For years, I have worked in hospitality. Long hours, unpredictable shifts, weekends swallowed whole by service, holidays spent catering to strangers instead of celebrating with my loved ones. It was fine, once upon a time. It paid the bills, put food on the table, and kept a roof over our heads. But at what cost? The exhaustion, the burnout, the creeping realization that I was giving the best parts of myself to my job and leaving scraps for the people who truly mattered.
Then came my youngest, and everything changed. I promised myself it would be different this time. I promised I would be there for the milestones, the school pickups, the bedtime stories that don't feel rushed because I have to be up at dawn for another double shift. But as much as I tell myself that I am looking for something better, something stable, something that gives me that elusive work-life balance, I feel like I am chasing a mirage.
Applying for jobs has become an exercise in self-doubt. Every rejection email feels like a confirmation of my worst fears: that I am not good enough, that my experience is too specific, too niche, too rooted in an industry that does not translate well to a 9-to-5 office role. I have spent years perfecting my ability to handle stress, to juggle responsibilities, to work efficiently under pressure—but try putting that into a resume that doesn't scream "hospitality lifer," and suddenly, those skills don't seem to count for much.
I scroll through job postings, my heart sinking with each one that requires experience I don't have. I tell myself I can learn, I can adapt, I can prove myself, but the gap between what I have done and what they want seems insurmountable. And then there is the money. That awful, looming question: Can I afford to take a pay cut for the sake of work-life balance?
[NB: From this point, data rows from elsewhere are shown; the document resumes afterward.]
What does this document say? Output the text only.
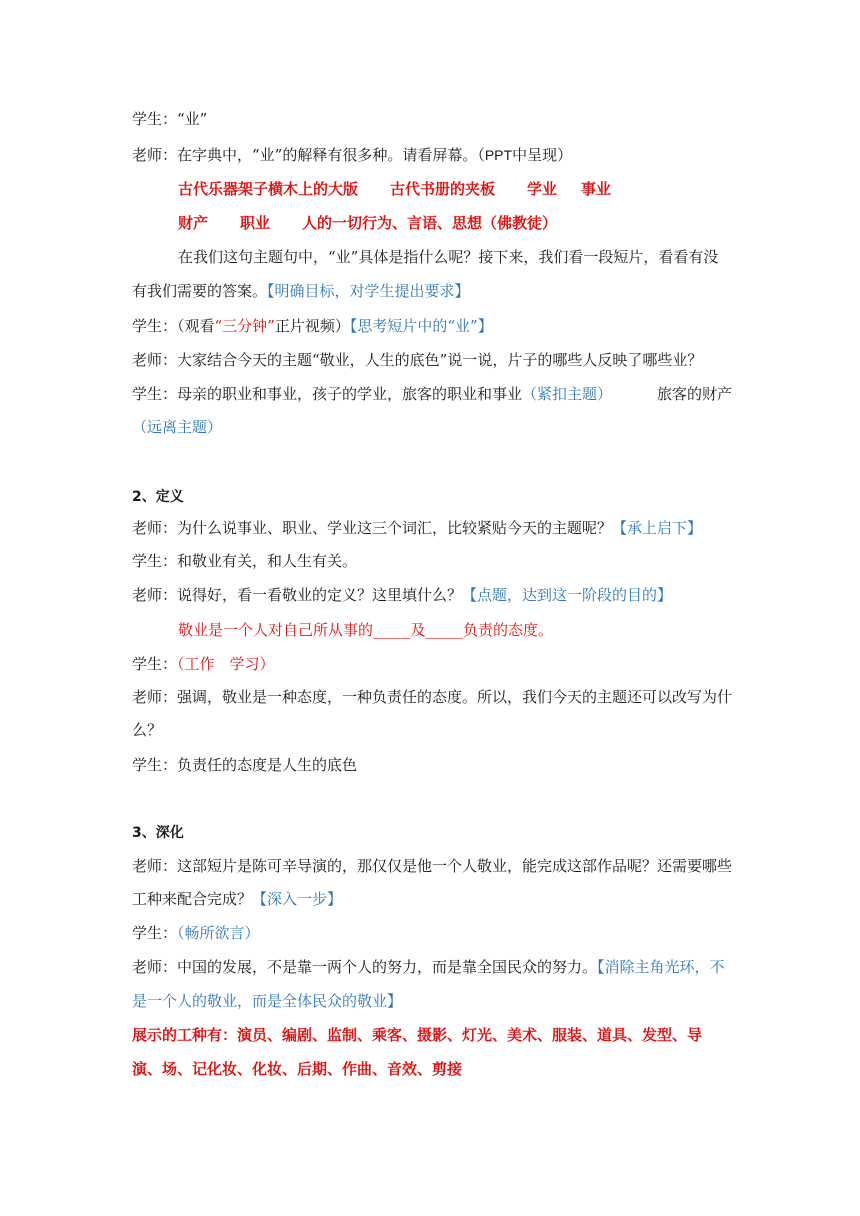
学生：“业”
老师：在字典中，“业”的解释有很多种。请看屏幕。（PPT中呈现）
古代乐器架子横木上的大版 古代书册的夹板 学业 事业
财产 职业 人的一切行为、言语、思想（佛教徒）
在我们这句主题句中，“业”具体是指什么呢？接下来，我们看一段短片，看看有没
有我们需要的答案。【明确目标，对学生提出要求】
学生：（观看“三分钟”正片视频）【思考短片中的“业”】
老师：大家结合今天的主题“敬业，人生的底色”说一说，片子的哪些人反映了哪些业？
学生：母亲的职业和事业，孩子的学业，旅客的职业和事业（紧扣主题）	旅客的财产
（远离主题）
2、定义
老师：为什么说事业、职业、学业这三个词汇，比较紧贴今天的主题呢？【承上启下】
学生：和敬业有关，和人生有关。
老师：说得好，看一看敬业的定义？这里填什么？【点题，达到这一阶段的目的】
敬业是一个人对自己所从事的_____及_____负责的态度。
学生：（工作　学习）
老师：强调，敬业是一种态度，一种负责任的态度。所以，我们今天的主题还可以改写为什
么？
学生：负责任的态度是人生的底色
3、深化
老师：这部短片是陈可辛导演的，那仅仅是他一个人敬业，能完成这部作品呢？还需要哪些
工种来配合完成？【深入一步】
学生：（畅所欲言）
老师：中国的发展，不是靠一两个人的努力，而是靠全国民众的努力。【消除主角光环，不
是一个人的敬业，而是全体民众的敬业】
展示的工种有：演员、编剧、监制、乘客、摄影、灯光、美术、服装、道具、发型、导
演、场、记化妆、化妆、后期、作曲、音效、剪接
Can I risk instability when I have a family depending on me?
I don't want to go back to the way things were. I don't want to be the parent who is always absent, who has to miss birthdays and school events and weekend outings because work demands it. I don't want my youngest to grow up with only fleeting memories of me between shifts. But I also don't want to be the parent who struggles to keep the lights on, who lets financial stress seep into every aspect of home life, who carries the weight of unspoken worries every single day.
It is a brutal limbo, this feeling of inadequacy. Too experienced in the wrong ways, too inexperienced in the right ones. Too desperate for change, too afraid to make the leap. Some days, I feel hopeful—hopeful that the right opportunity will come, that someone will see my potential, that I will finally be able to break free from this cycle. Other days, it feels like I am running in circles, caught in a system that doesn't know how to value me outside of the industry I want to leave behind.
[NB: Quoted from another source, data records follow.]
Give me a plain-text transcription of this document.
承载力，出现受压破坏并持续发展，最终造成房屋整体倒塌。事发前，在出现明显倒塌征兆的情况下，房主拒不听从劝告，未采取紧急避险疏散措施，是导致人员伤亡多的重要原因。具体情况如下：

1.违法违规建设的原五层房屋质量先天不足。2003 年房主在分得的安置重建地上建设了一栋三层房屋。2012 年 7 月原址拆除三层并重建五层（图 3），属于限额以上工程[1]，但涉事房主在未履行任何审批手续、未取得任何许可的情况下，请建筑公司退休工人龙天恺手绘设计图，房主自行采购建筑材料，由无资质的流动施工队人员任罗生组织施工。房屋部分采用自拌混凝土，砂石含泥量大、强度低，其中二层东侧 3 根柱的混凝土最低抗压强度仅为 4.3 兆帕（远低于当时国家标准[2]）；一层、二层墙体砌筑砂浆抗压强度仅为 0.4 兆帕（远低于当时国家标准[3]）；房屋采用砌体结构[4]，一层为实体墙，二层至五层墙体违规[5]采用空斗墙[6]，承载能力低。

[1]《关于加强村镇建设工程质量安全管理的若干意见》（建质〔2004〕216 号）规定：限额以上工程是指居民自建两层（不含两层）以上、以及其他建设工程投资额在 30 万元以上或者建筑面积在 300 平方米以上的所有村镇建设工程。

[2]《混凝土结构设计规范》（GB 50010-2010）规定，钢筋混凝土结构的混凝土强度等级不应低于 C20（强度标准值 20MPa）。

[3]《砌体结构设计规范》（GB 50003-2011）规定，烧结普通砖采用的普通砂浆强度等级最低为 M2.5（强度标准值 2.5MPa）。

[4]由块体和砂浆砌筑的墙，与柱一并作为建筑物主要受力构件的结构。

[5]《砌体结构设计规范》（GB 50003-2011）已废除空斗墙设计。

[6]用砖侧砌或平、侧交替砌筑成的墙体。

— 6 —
I remind myself that I am more than my job history, more than the shifts I have worked, more than the rejection emails and unanswered applications. But knowing it and believing it are two very different things. And so, I sit here, staring at my screen, hoping that tomorrow will bring something new, something better. Hoping that one day, I will no longer feel like I am choosing between being a good parent and being a good provider. Hoping that one day, I will find a way to be both.